Cancer mutations in RAD51 and its paralogues

The RAD51 recombinase is central to repair of DNA damage arising from stalled or collapsed replication forks and DNA double strand breaks. Its essential role is revealed by the fact that this function evolved in bacteria but was retained in eukaryotes. In humans some of the RAD51 functions have been relegated to several paralogues which evolved by gene duplication. In addition to mutations, most cancers are also characterized by increased chromosomal instability manifesting as translocations, deletions, insertions, and other more complex forms of chromosomal re-arrangements. Given the central role of RAD51 in protecting against chromosomal instability it stands to reason that RAD51 mutations that alter its function should register in cancer cells. However, pan-cancer analyses of analyzed cancer genomes show a marked absence of RAD51 loss of function mutations leading to a so-called “RAD51 paradox”: increased chromosomal instability despite normal RAD51 function. One hypothesis is that mutations in the RAD51 paralogues may contribute to the genomic instability, meaning that a lack of mutations in RAD51 may be compensated by an increase of mutations in the paralogues. We queried analyzed cancer genomes from COSMIC and mapped all mutations in RAD51 and its paralogues.
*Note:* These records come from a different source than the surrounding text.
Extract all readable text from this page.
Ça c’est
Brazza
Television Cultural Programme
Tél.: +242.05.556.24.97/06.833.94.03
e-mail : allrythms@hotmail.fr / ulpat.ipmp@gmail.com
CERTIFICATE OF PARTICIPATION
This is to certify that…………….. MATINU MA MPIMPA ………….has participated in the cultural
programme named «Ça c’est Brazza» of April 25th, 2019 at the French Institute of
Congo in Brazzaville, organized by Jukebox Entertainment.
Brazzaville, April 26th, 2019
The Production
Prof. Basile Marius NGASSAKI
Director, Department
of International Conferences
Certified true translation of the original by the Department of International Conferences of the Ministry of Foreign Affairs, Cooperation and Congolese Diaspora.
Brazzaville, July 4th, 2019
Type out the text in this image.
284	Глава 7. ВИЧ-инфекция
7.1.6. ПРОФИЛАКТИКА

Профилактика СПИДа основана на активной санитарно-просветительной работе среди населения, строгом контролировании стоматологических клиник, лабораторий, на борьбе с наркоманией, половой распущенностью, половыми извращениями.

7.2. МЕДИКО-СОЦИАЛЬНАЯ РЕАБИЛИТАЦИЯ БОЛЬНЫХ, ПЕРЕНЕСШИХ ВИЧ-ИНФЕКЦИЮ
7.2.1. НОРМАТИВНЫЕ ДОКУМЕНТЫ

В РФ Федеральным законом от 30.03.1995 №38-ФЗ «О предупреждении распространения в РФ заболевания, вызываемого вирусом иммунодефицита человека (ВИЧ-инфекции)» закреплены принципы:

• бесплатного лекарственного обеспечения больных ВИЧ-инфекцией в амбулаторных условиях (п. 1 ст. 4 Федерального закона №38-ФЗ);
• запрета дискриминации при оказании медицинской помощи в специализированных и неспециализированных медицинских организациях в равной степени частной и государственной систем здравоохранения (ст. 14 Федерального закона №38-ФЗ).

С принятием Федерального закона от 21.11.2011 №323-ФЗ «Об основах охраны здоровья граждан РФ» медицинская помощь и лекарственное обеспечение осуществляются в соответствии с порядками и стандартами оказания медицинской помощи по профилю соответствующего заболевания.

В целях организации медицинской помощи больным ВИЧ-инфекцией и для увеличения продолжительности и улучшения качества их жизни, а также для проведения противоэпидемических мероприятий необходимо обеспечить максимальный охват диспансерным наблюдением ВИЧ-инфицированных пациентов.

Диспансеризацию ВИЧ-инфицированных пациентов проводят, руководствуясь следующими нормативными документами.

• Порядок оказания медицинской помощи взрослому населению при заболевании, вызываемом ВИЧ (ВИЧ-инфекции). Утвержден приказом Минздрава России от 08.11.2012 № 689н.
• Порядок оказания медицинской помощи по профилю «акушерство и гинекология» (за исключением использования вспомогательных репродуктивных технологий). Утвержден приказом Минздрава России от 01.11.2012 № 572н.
This revealed an increase in RAD51B, RAD51C and RAD51D paralogue mutations in human cancers. We used established algorithms to determine the probability that any mutation may affect enzyme function. Although, we did not find many “driver” mutations, numerous paralogue mutations were pathogenic or likely to destabilize enzyme function. In silico 3D structure analysis was then used to analyze the potential effect of some of these mutations on protein structure. Gene expression analysis did not reveal any changes in paralogue expression levels. Further, an evolutionary analysis did not uncover any selective pressure for mutations in RAD51 and its paralogues. A comparison of mutations reported on COSMIC with those reported on ClinVar revealed that many mutations primarily in RAD51C and RAD51D are also hereditary. Thus, it appears that an apparent low level of RAD51 mutations in cancer cells is compensated by an increase in paralogues mutations.